Yesterday I became aware of the sorrow felt by a sweet girl in primary.  With all of her youthful enthusiasm she was so excited for her dad to see her participation in the primary program.  It wasn't long before her enthusiasm turned to disappointment.  She turned to the leader next to her and lamented, "He didn't even see me do my part.  He slept through the whole thing."  The leader tried to soften the blow, telling the girl that maybe his eyes were just closed.  But children are perceptive.  She knew he was asleep and insisted upon the fact of the matter.  My heart broke for her and the lack of validation she received from someone so important to her.
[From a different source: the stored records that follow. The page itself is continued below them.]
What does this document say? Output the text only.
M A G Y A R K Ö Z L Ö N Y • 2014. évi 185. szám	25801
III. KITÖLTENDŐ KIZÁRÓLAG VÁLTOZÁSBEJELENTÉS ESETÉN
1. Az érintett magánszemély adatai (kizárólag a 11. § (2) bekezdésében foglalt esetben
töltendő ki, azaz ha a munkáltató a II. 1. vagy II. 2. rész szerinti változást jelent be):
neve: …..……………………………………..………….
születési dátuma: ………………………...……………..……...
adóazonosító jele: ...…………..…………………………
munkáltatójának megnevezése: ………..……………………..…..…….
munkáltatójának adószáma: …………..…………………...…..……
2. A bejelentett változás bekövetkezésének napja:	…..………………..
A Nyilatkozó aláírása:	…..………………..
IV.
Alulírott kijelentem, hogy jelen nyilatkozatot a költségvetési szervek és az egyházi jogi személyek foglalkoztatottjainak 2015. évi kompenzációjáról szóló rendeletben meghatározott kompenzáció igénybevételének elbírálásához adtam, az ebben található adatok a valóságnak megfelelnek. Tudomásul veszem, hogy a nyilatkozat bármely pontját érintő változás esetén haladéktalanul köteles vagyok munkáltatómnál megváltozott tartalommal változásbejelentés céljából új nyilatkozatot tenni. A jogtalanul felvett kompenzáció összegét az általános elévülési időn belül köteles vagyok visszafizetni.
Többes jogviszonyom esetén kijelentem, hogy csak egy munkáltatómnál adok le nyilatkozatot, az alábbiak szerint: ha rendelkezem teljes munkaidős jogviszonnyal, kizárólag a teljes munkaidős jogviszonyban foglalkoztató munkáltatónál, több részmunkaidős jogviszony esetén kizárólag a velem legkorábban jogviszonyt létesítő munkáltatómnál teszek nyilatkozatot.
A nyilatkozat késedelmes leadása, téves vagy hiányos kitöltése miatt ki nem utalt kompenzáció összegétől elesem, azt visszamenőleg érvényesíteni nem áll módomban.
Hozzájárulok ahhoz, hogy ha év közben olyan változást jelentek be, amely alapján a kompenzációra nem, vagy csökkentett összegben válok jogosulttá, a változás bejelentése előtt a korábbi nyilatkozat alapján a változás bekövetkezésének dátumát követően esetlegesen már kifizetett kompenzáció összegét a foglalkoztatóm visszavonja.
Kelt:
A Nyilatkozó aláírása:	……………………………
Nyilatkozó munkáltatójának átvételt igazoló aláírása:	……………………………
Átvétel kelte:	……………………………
Thoughts of her, and of my own children, have weighed heavily on me tonight.  I feel so blessed to have my own children, and indirectly many others currently entrusted in my care.  I've been freshly reminded that encouraging words, validation, praise, kindness, and gentleness can make all the difference.  It brought to mind one of my favorite quotes shared a few years ago by Jeffrey R. Holland:

We must be so careful in speaking to a child. What we say or don’t say, how we say it and when is so very, very important in shaping a child’s view of himself or herself. But it is even more important in shaping that child’s faith in us and their faith in God. Be constructive in your comments to a child—always. Never tell them, even in whimsy, that they are fat or dumb or lazy or homely. You would never do that maliciously, but they remember and may struggle for years trying to forget—and to forgive. And try not to compare your children, even if you think you are skillful at it. You may say most positively that “Susan is pretty and Sandra is bright,” but all Susan will remember is that she isn’t bright and Sandra that she isn’t pretty. Praise each child individually for what that child is, and help him or her escape our culture’s obsession with comparing, competing, and never feeling we are “enough.”

What wise words- I especially love the thoughts on comparing, something I've shared a lot recently with my kids.  I also love the reminder on the image above.  There is no time to leave important words unsaid.  Tonight I said two of those most important words, I'm sorry.  I followed them up with three more, I love you.  And I hope that I can maintain an awareness of how I speak to those around me, leaving them feeling uplifted and encouraged and happy and loved after every interaction.  There is always much to improve on.  


Jan said...

Beautiful thoughts and beautifully put. Thank you for saying the things that I think are so important. Children are so tender and then feel and know things that we truly have no idea about - -you are a wonderful mama and your children will remember your "I'm sorry" to them. It matters.


emily said...

I love this. I feel like I need to be doIng some "I'm sorry"ing around my neck of the woods.

I have never stopped to think that what I consider their best and what they consider the best are not always the same thing.

Thank you for the lightbulb.

Hannah said...

Yesterday, Emma had a very whiny day after school. She struck a nerve with me and I was completely impatient. Later, we found out that she had been left out at school and spent both recesses alone. When I found out, I thought back to this post. Emma was doing the best she could. I loved this post. You are an inspiration.